E’ un fatto che nel nome di Dio i cristiani hanno organizzato crociate , nel nome di Dio missionari hanno cancellato culture dei popoli nativi per “evangelizzarli”, donne e uomini sono stati bruciati sul rogo dalla Santa Inquisizione, bambini sottratti alle famiglie valdesi per essere “cattolizzati”, nel nome di Dio si sono sganciate bombe benedette da cardinali (Vietnam), nel nome di Dio (Allah) i militanti dell’Isis massacrano migliaia di persone e decapitano gli “infedeli”. E gli ufficiali delle SS naziste avevano scritto sul cinturone “Dio con noi” ( Gott mit uns…).

Eppure, se Dio non può essere rinchiuso nel sermone domenicale o nei libri di teologia o nelle preghiere, allora il nostro “narrare” i valdesi, la storia valdese dovrà parlare di Dio e di ciò che ha fatto per noi. Dobbiamo parlare di Dio, di Dio che ci protegge, ci difende, ci sgrida, ci abbatte, ci rialza, ci benedice . Dobbiamo farlo senza mai confondere o mescolare le nostre azioni sulla terra, nella storia, di cui portiamo la totale responsabilià, con la Sua Parola.

Certo dei trecento valdesi che dalla Svizzera arrivarono a Bobbio Pellice dal Col Giulian, una buona parte probabilmente pensava prima di tutto a riprendersi la terra, la casa, l’heritage des nos pères. Poi a ricostruire i templi. Pochi avevano consapevolezza di essere chiamati a vivere la “santa religione” nel Piemonte cattolico.

Oggi, cinquecento anni dopo il 2017 dai sola gratia, sola fide, sola scriptura, solus Christus, soli Deo gloria, che consapevolezza abbiamo?

La diaconia, la solidarietà, l’accoglienza rappresentano un diffuso impegno in molte chiese, vissuto intensamente spesso in modo ecumenico e con la partecipazione di molti giovani. Qui c’è indubbiamente una dimensione di speranza. E tuttavia noi siamo incapaci di amare veramente il prossimo e se una riconciliazione avviene non è perchè siamo buoni ma perché in quell’incontro con l’altro è presente anche il Cristo. Dio soltanto si è fatto altro da sè e prossimo nostro nel dare il suo unico Figlio, crocifisso per i nostri peccati e risuscitato per la nostra giustificazione.

Perciò siamo definitivamente liberati da ogni ansia di auto-realizzazione e possiamo liberamente spenderci per gli altri e per migliorare il nostro mondo. E’ Lui che ci sostiene, Lui che non diviene mai possesso nostro o della nostra chiesa, Lui che è il fondamento che non tollera nessun fondamentalismo, sia esso musulmano, ebreo o cristiano. Lui che fin qui ci ha soccorso ( 1 Samuele 7,12).

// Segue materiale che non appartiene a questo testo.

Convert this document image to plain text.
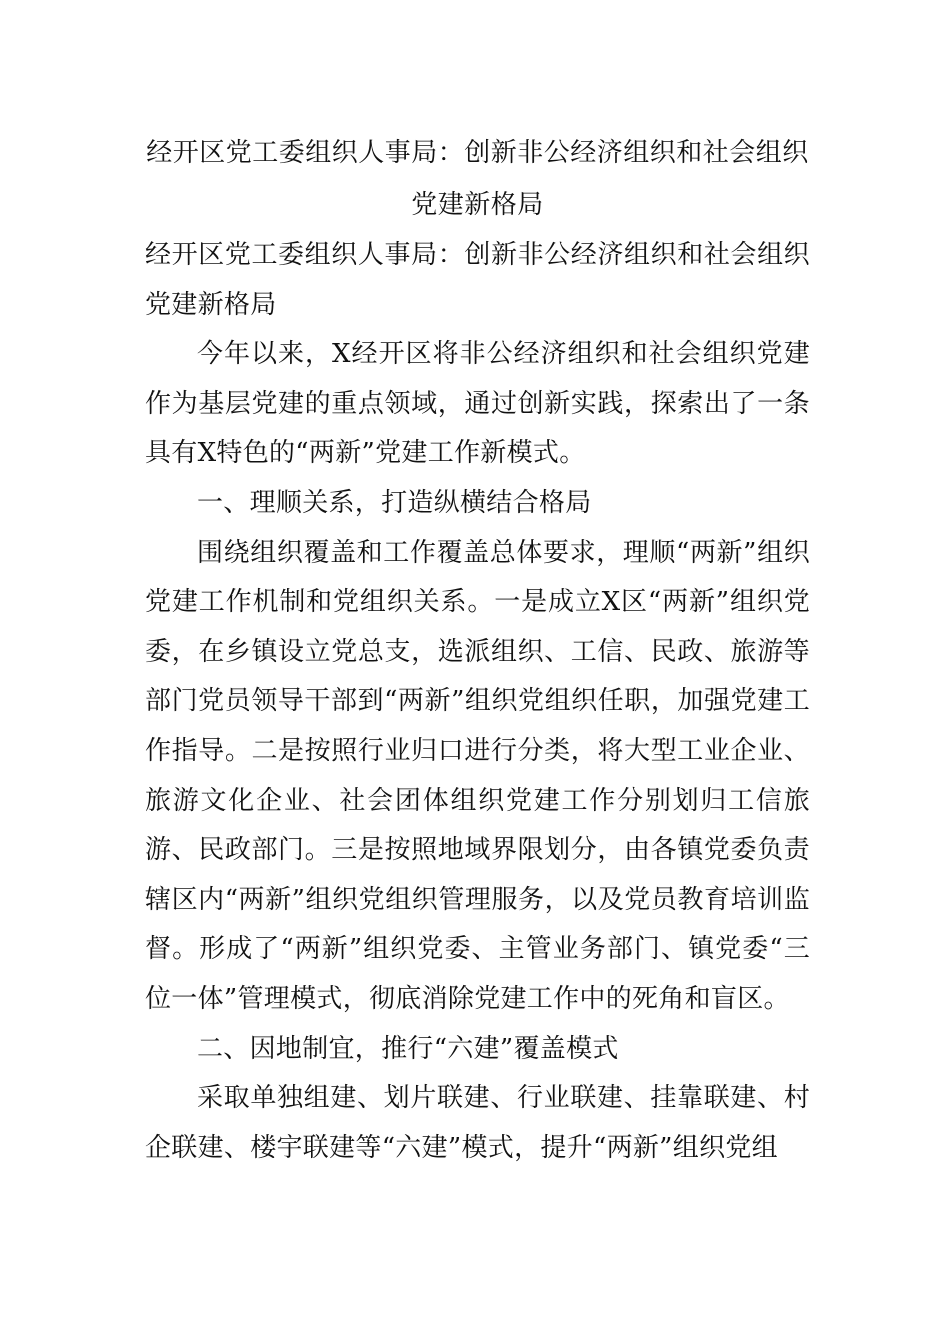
经开区党工委组织人事局：创新非公经济组织和社会组织
党建新格局

经开区党工委组织人事局：创新非公经济组织和社会组织党建新格局

今年以来，X经开区将非公经济组织和社会组织党建作为基层党建的重点领域，通过创新实践，探索出了一条具有X特色的“两新”党建工作新模式。

一、理顺关系，打造纵横结合格局

围绕组织覆盖和工作覆盖总体要求，理顺“两新”组织党建工作机制和党组织关系。一是成立X区“两新”组织党委，在乡镇设立党总支，选派组织、工信、民政、旅游等部门党员领导干部到“两新”组织党组织任职，加强党建工作指导。二是按照行业归口进行分类，将大型工业企业、旅游文化企业、社会团体组织党建工作分别划归工信旅游、民政部门。三是按照地域界限划分，由各镇党委负责辖区内“两新”组织党组织管理服务，以及党员教育培训监督。形成了“两新”组织党委、主管业务部门、镇党委“三位一体”管理模式，彻底消除党建工作中的死角和盲区。

二、因地制宜，推行“六建”覆盖模式

采取单独组建、划片联建、行业联建、挂靠联建、村企联建、楼宇联建等“六建”模式，提升“两新”组织党组
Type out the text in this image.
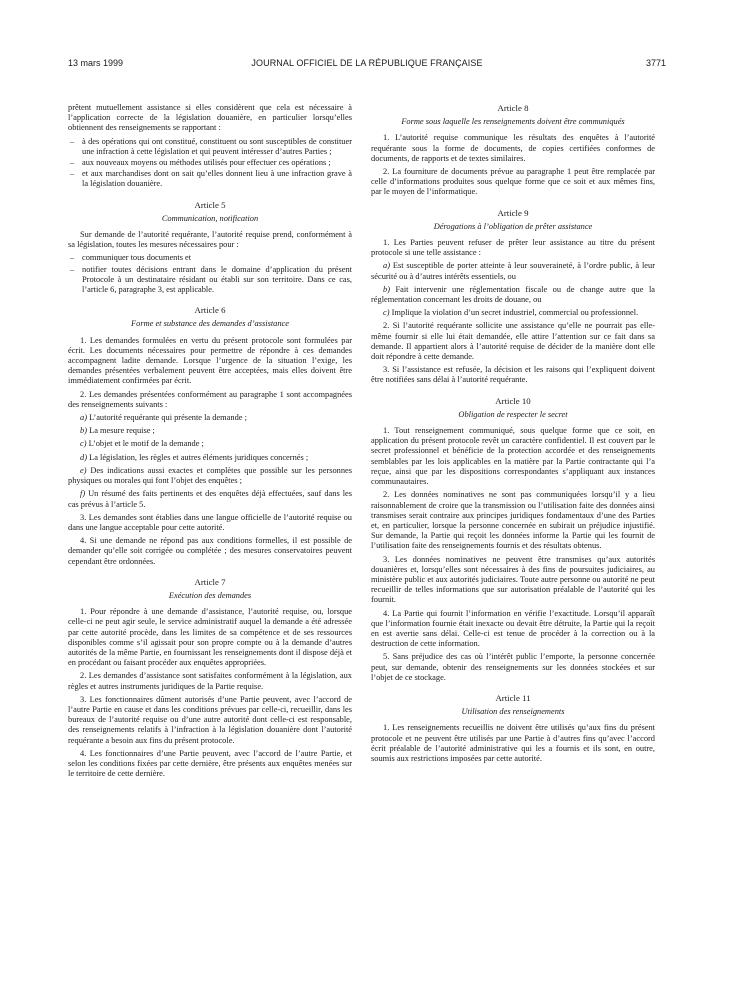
13 mars 1999	JOURNAL OFFICIEL DE LA RÉPUBLIQUE FRANÇAISE	3771

prêtent mutuellement assistance si elles considèrent que cela est nécessaire à l’application correcte de la législation douanière, en particulier lorsqu’elles obtiennent des renseignements se rapportant :

– à des opérations qui ont constitué, constituent ou sont susceptibles de constituer une infraction à cette législation et qui peuvent intéresser d’autres Parties ;
– aux nouveaux moyens ou méthodes utilisés pour effectuer ces opérations ;
– et aux marchandises dont on sait qu’elles donnent lieu à une infraction grave à la législation douanière.
Article 5
Communication, notification

Sur demande de l’autorité requérante, l’autorité requise prend, conformément à sa législation, toutes les mesures nécessaires pour :

– communiquer tous documents et
– notifier toutes décisions entrant dans le domaine d’application du présent Protocole à un destinataire résidant ou établi sur son territoire. Dans ce cas, l’article 6, paragraphe 3, est applicable.
Article 6
Forme et substance des demandes d’assistance

1. Les demandes formulées en vertu du présent protocole sont formulées par écrit. Les documents nécessaires pour permettre de répondre à ces demandes accompagnent ladite demande. Lorsque l’urgence de la situation l’exige, les demandes présentées verbalement peuvent être acceptées, mais elles doivent être immédiatement confirmées par écrit.

2. Les demandes présentées conformément au paragraphe 1 sont accompagnées des renseignements suivants :

a) L’autorité requérante qui présente la demande ;

b) La mesure requise ;

c) L’objet et le motif de la demande ;

d) La législation, les règles et autres éléments juridiques concernés ;

e) Des indications aussi exactes et complètes que possible sur les personnes physiques ou morales qui font l’objet des enquêtes ;

f) Un résumé des faits pertinents et des enquêtes déjà effectuées, sauf dans les cas prévus à l’article 5.

3. Les demandes sont établies dans une langue officielle de l’autorité requise ou dans une langue acceptable pour cette autorité.

4. Si une demande ne répond pas aux conditions formelles, il est possible de demander qu’elle soit corrigée ou complétée ; des mesures conservatoires peuvent cependant être ordonnées.

Article 7
Exécution des demandes

1. Pour répondre à une demande d’assistance, l’autorité requise, ou, lorsque celle-ci ne peut agir seule, le service administratif auquel la demande a été adressée par cette autorité procède, dans les limites de sa compétence et de ses ressources disponibles comme s’il agissait pour son propre compte ou à la demande d’autres autorités de la même Partie, en fournissant les renseignements dont il dispose déjà et en procédant ou faisant procéder aux enquêtes appropriées.

2. Les demandes d’assistance sont satisfaites conformément à la législation, aux règles et autres instruments juridiques de la Partie requise.

3. Les fonctionnaires dûment autorisés d’une Partie peuvent, avec l’accord de l’autre Partie en cause et dans les conditions prévues par celle-ci, recueillir, dans les bureaux de l’autorité requise ou d’une autre autorité dont celle-ci est responsable, des renseignements relatifs à l’infraction à la législation douanière dont l’autorité requérante a besoin aux fins du présent protocole.

4. Les fonctionnaires d’une Partie peuvent, avec l’accord de l’autre Partie, et selon les conditions fixées par cette dernière, être présents aux enquêtes menées sur le territoire de cette dernière.

Article 8
Forme sous laquelle les renseignements doivent être communiqués

1. L’autorité requise communique les résultats des enquêtes à l’autorité requérante sous la forme de documents, de copies certifiées conformes de documents, de rapports et de textes similaires.

2. La fourniture de documents prévue au paragraphe 1 peut être remplacée par celle d’informations produites sous quelque forme que ce soit et aux mêmes fins, par le moyen de l’informatique.

Article 9
Dérogations à l’obligation de prêter assistance

1. Les Parties peuvent refuser de prêter leur assistance au titre du présent protocole si une telle assistance :

a) Est susceptible de porter atteinte à leur souveraineté, à l’ordre public, à leur sécurité ou à d’autres intérêts essentiels, ou

b) Fait intervenir une réglementation fiscale ou de change autre que la réglementation concernant les droits de douane, ou

c) Implique la violation d’un secret industriel, commercial ou professionnel.

2. Si l’autorité requérante sollicite une assistance qu’elle ne pourrait pas elle-même fournir si elle lui était demandée, elle attire l’attention sur ce fait dans sa demande. Il appartient alors à l’autorité requise de décider de la manière dont elle doit répondre à cette demande.

3. Si l’assistance est refusée, la décision et les raisons qui l’expliquent doivent être notifiées sans délai à l’autorité requérante.

Article 10
Obligation de respecter le secret

1. Tout renseignement communiqué, sous quelque forme que ce soit, en application du présent protocole revêt un caractère confidentiel. Il est couvert par le secret professionnel et bénéficie de la protection accordée et des renseignements semblables par les lois applicables en la matière par la Partie contractante qui l’a reçue, ainsi que par les dispositions correspondantes s’appliquant aux instances communautaires.

2. Les données nominatives ne sont pas communiquées lorsqu’il y a lieu raisonnablement de croire que la transmission ou l’utilisation faite des données ainsi transmises serait contraire aux principes juridiques fondamentaux d’une des Parties et, en particulier, lorsque la personne concernée en subirait un préjudice injustifié. Sur demande, la Partie qui reçoit les données informe la Partie qui les fournit de l’utilisation faite des renseignements fournis et des résultats obtenus.

3. Les données nominatives ne peuvent être transmises qu’aux autorités douanières et, lorsqu’elles sont nécessaires à des fins de poursuites judiciaires, au ministère public et aux autorités judiciaires. Toute autre personne ou autorité ne peut recueillir de telles informations que sur autorisation préalable de l’autorité qui les fournit.

4. La Partie qui fournit l’information en vérifie l’exactitude. Lorsqu’il apparaît que l’information fournie était inexacte ou devait être détruite, la Partie qui la reçoit en est avertie sans délai. Celle-ci est tenue de procéder à la correction ou à la destruction de cette information.

5. Sans préjudice des cas où l’intérêt public l’emporte, la personne concernée peut, sur demande, obtenir des renseignements sur les données stockées et sur l’objet de ce stockage.

Article 11
Utilisation des renseignements

1. Les renseignements recueillis ne doivent être utilisés qu’aux fins du présent protocole et ne peuvent être utilisés par une Partie à d’autres fins qu’avec l’accord écrit préalable de l’autorité administrative qui les a fournis et ils sont, en outre, soumis aux restrictions imposées par cette autorité.
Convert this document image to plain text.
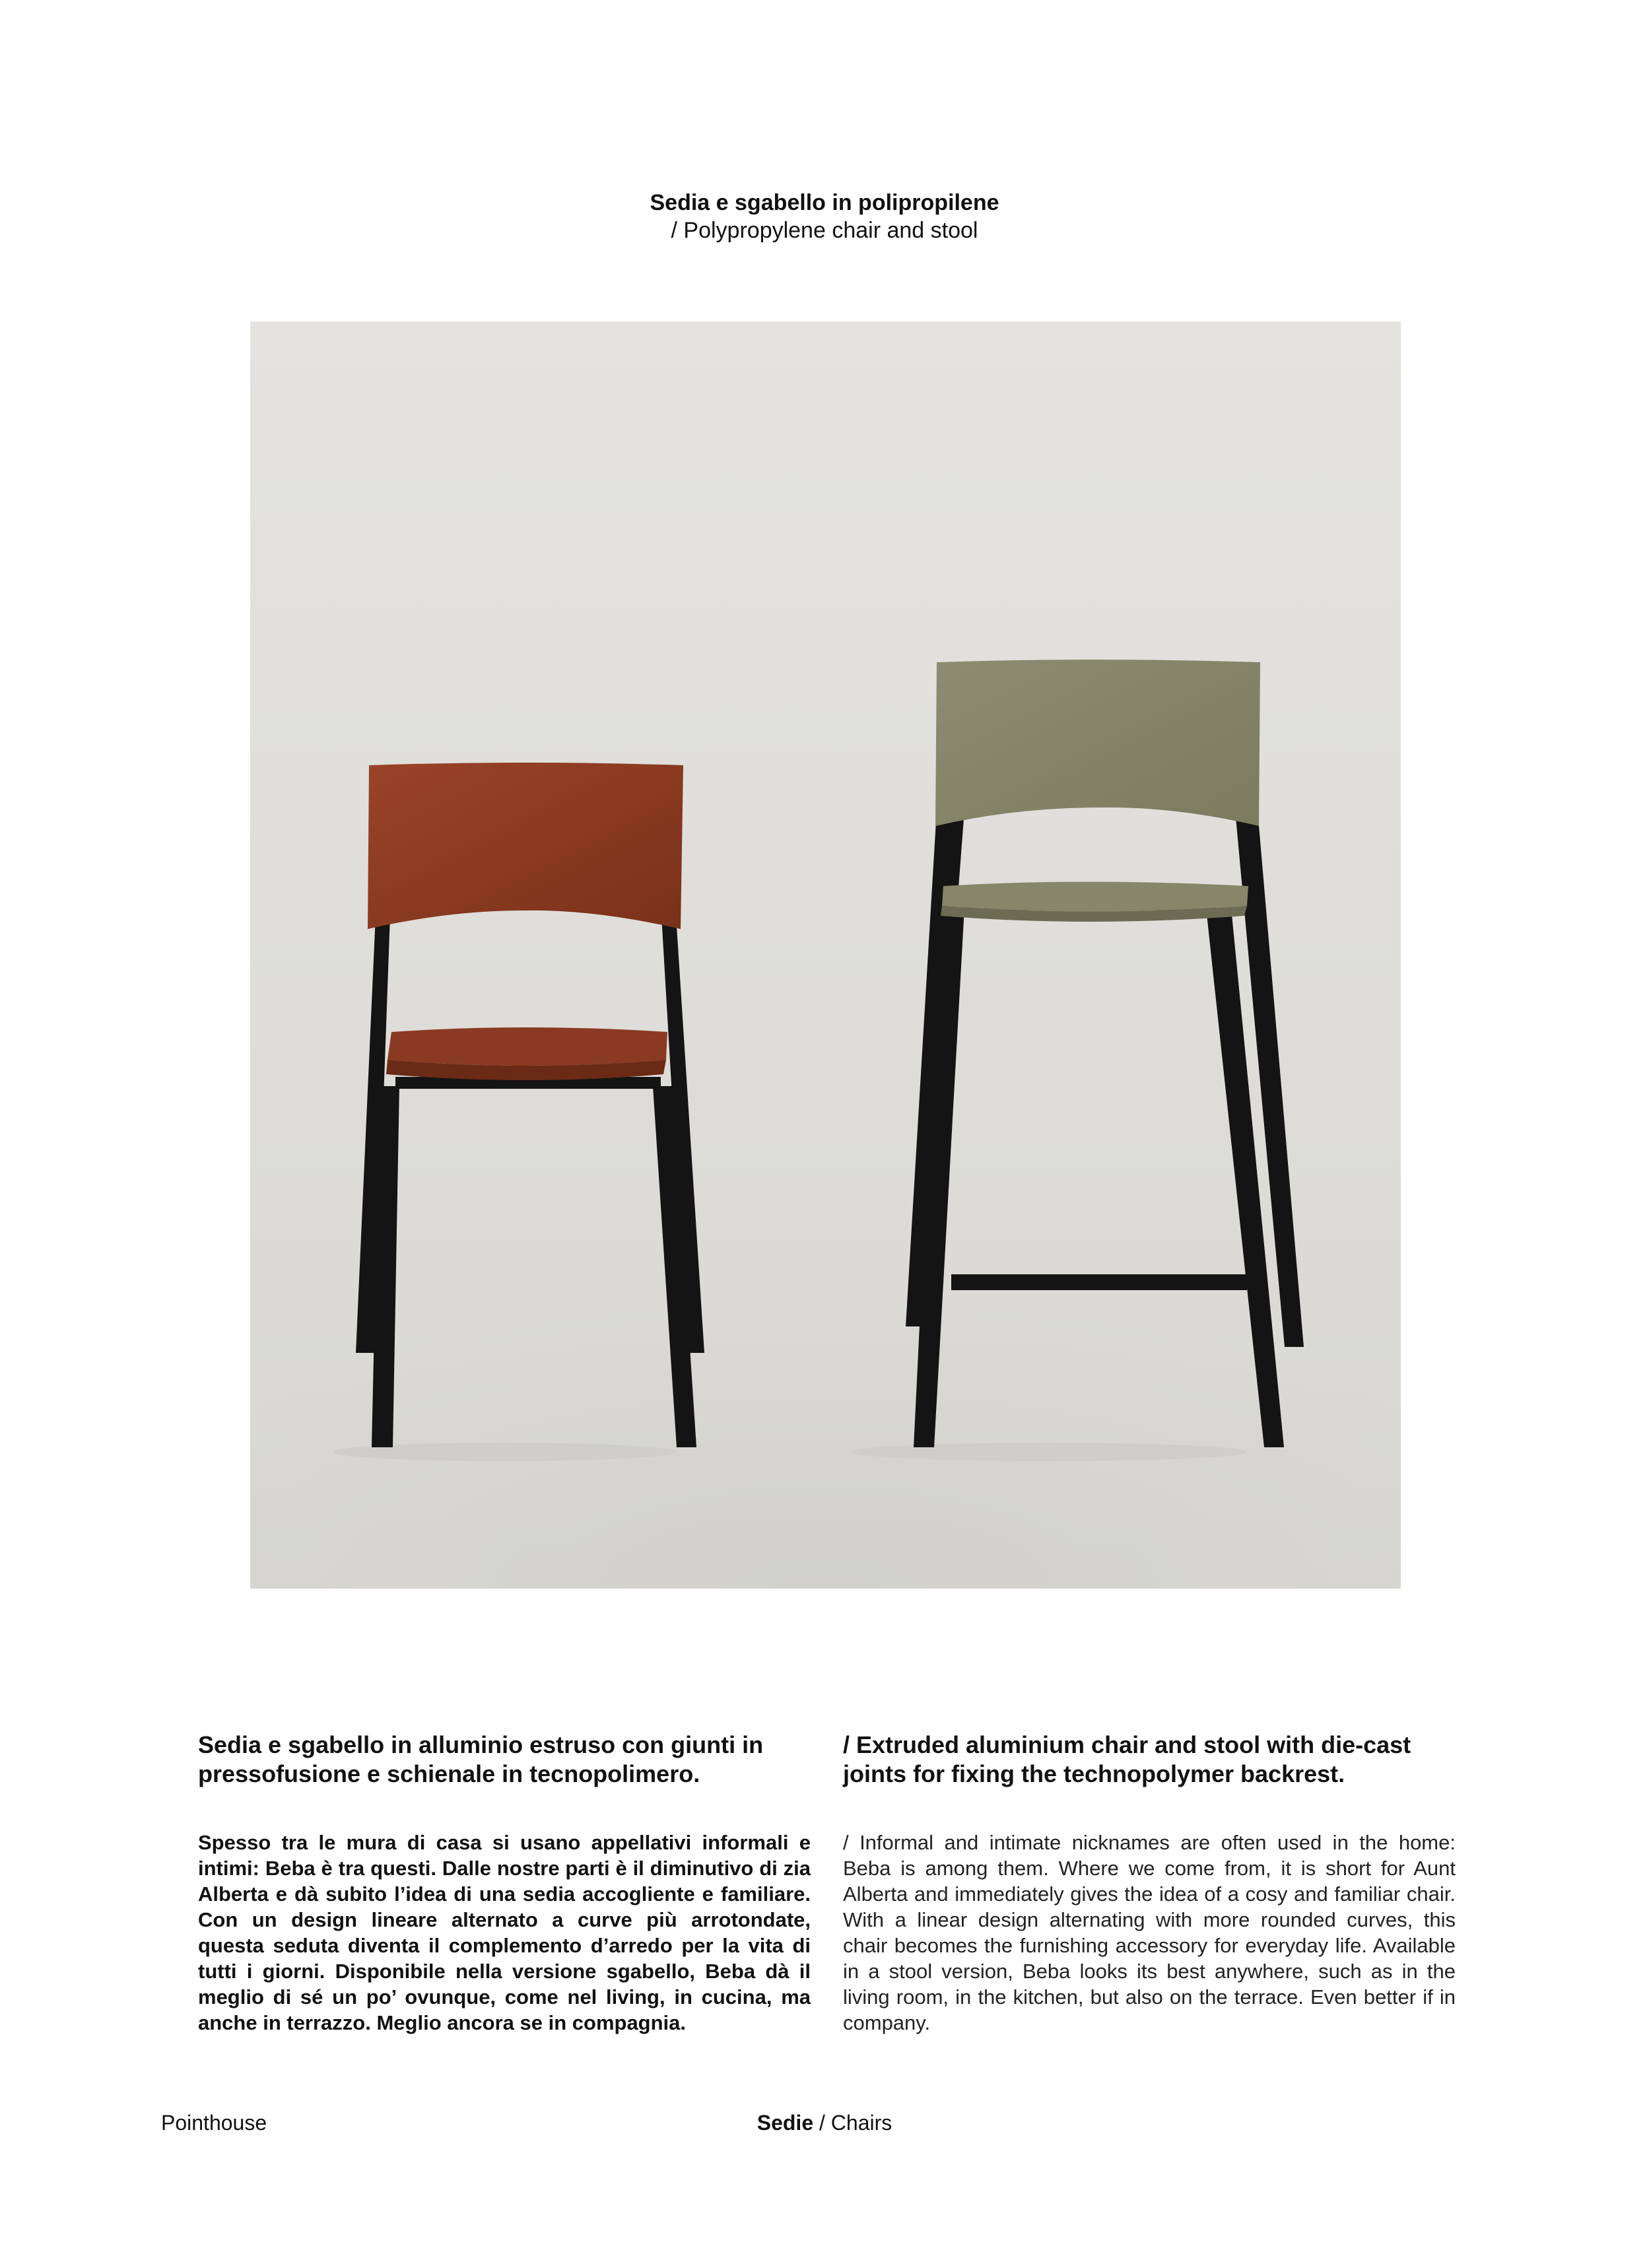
Sedia e sgabello in polipropilene
/ Polypropylene chair and stool

Sedia e sgabello in alluminio estruso con giunti in pressofusione e schienale in tecnopolimero.

Spesso tra le mura di casa si usano appellativi informali e intimi: Beba è tra questi. Dalle nostre parti è il diminutivo di zia Alberta e dà subito l’idea di una sedia accogliente e familiare. Con un design lineare alternato a curve più arrotondate, questa seduta diventa il complemento d’arredo per la vita di tutti i giorni. Disponibile nella versione sgabello, Beba dà il meglio di sé un po’ ovunque, come nel living, in cucina, ma anche in terrazzo. Meglio ancora se in compagnia.

/ Extruded aluminium chair and stool with die-cast joints for fixing the technopolymer backrest.

/ Informal and intimate nicknames are often used in the home: Beba is among them. Where we come from, it is short for Aunt Alberta and immediately gives the idea of a cosy and familiar chair. With a linear design alternating with more rounded curves, this chair becomes the furnishing accessory for everyday life. Available in a stool version, Beba looks its best anywhere, such as in the living room, in the kitchen, but also on the terrace. Even better if in company.
Pointhouse	Sedie / Chairs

Quando ci raccontiamo come valdesi, a noi, ai nostri amici,ai figli, ai cattolici , quando parliamo della nostra storia, forse questo fondamento della fede riformata dovrebbe essere indicato con maggiore forza e chiarezza. Non ci sono solo i nostri progetti, ma c’è anche un progetto di Dio per noi. Senza otto per mille.

Cerchiamolo nella bibbia, nella preghiera, nella comunità.